Confesso a minha perplexidade, ou talvez apenas ingenuidade: não julgava possível que em pleno século XXI estivéssemos a debater os prós e os contras de um medicamento que salvou milhões de vidas no século XX. Não me passaria pela cabeça ler a notícia de uma morte – e não ando à procura de culpados, apenas reconheço o choque e sinto a incredulidade. Não me ocorreria sequer a dúvida sobre esta matéria.
Mas agora percebo por que se reabre o debate. É que falta mesmo uma última vacina. E não é contra o sarampo.
A chamada “pós-verdade” - a que chamo apenas, com maior rigor, mentira - anda de tal forma a cercar-nos, a instalar-se, e a fazer do seu pernicioso carácter um dado a ter em conta, e uma desconfiança permanente, que duvidei daquele vídeo que exibe a joelhada de um futebolista ao árbitro, logo no começo de um desafio regional qualquer. Pior: custou-me acreditar nos militantes das redes sociais que garantiam que o autor daquela alarvidade era não apenas adepto das claques portistas, como tinha estado no jogo, entre Benfica e Futebol Clube do Porto, que animou o fim-de-semana passado. Pelos vistos, o que achei digno de uma “pós-verdade”, ou de uma graça de mau gosto no primeiro dia de Abril, foi verdade, aconteceu, e o juiz que fez a primeira aproximação ao caso entendeu que o arguido não merecia mais do que termo de identidade e residência. Não discuto essa infeliz e parca decisão. Mas discuto o facto e a circunstância de ter ocorrido num tempo em que também se debate a verdade e o que entendemos sobre ela.
Em países como o Reino Unido, o dia 1 de Abril mereceu matérias, como a do Sunday Times, em que se questionava a tradição do dia das mentiras face ao crescente peso das “fake news” nos meios de comunicação. O jornal afirma que Donald Trump popularizou a ideia, ainda que ela tenha ganho corpo bem antes de ser sequer candidato a presidente dos Estado Unidos da América.
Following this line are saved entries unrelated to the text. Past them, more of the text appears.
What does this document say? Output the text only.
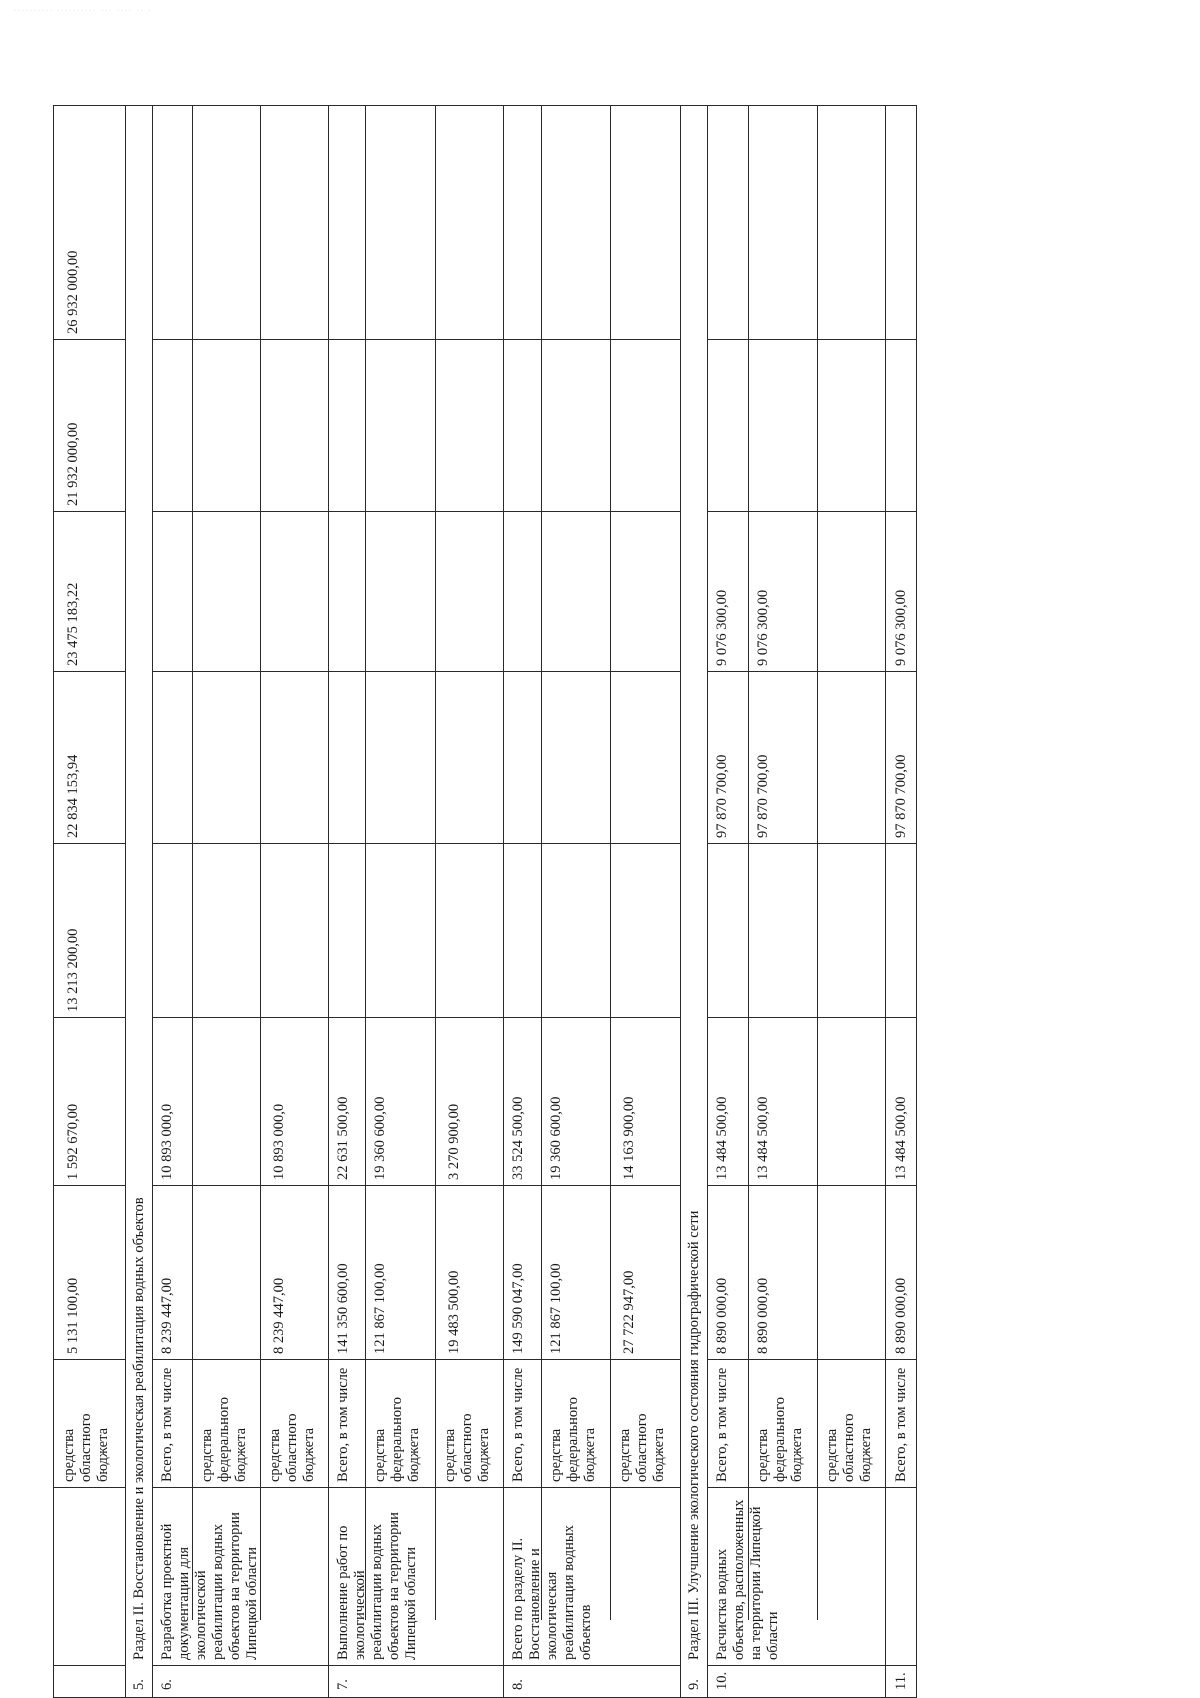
·········· ·········· ··· ···· ·· ·
средства
областного
бюджета
5 131 100,00
1 592 670,00
13 213 200,00
22 834 153,94
23 475 183,22
21 932 000,00
26 932 000,00
5.
Раздел II. Восстановление и экологическая реабилитация водных объектов
6.
Разработка проектной
документации для
экологической
реабилитации водных
объектов на территории
Липецкой области
Всего, в том числе
8 239 447,00
10 893 000,0
средства
федерального
бюджета средства
областного
бюджета
8 239 447,00
10 893 000,0
7.
Выполнение работ по
экологической
реабилитации водных
объектов на территории
Липецкой области
Всего, в том числе
141 350 600,00
22 631 500,00
средства
федерального
бюджета
121 867 100,00
19 360 600,00
средства
областного
бюджета
19 483 500,00
3 270 900,00
8.
Всего по разделу II.
Восстановление и
экологическая
реабилитация водных
объектов
Всего, в том числе
149 590 047,00
33 524 500,00
средства
федерального
бюджета
121 867 100,00
19 360 600,00
средства
областного
бюджета
27 722 947,00
14 163 900,00
9.
Раздел III. Улучшение экологического состояния гидрографической сети
10.
Расчистка водных
объектов, расположенных
на территории Липецкой
области
Всего, в том числе
8 890 000,00
13 484 500,00
97 870 700,00
9 076 300,00
средства
федерального
бюджета
8 890 000,00
13 484 500,00
97 870 700,00
9 076 300,00
средства
областного
бюджета
11.
Всего, в том числе
8 890 000,00
13 484 500,00
97 870 700,00
9 076 300,00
“Como vão os jornais sobreviver ao tempo dos factos alternativos?”, interrogava-se, com alguma ironia, o “Times”. Faço minhas as interrogações do jornal. Porém, vejo-as válidas também no sentido contrário: quem nos garante que, por serem assinadas por um jornal, ou relatadas por um canal de cabo dedicado a noticias, os factos correspondem ao que efectivamente ocorreu?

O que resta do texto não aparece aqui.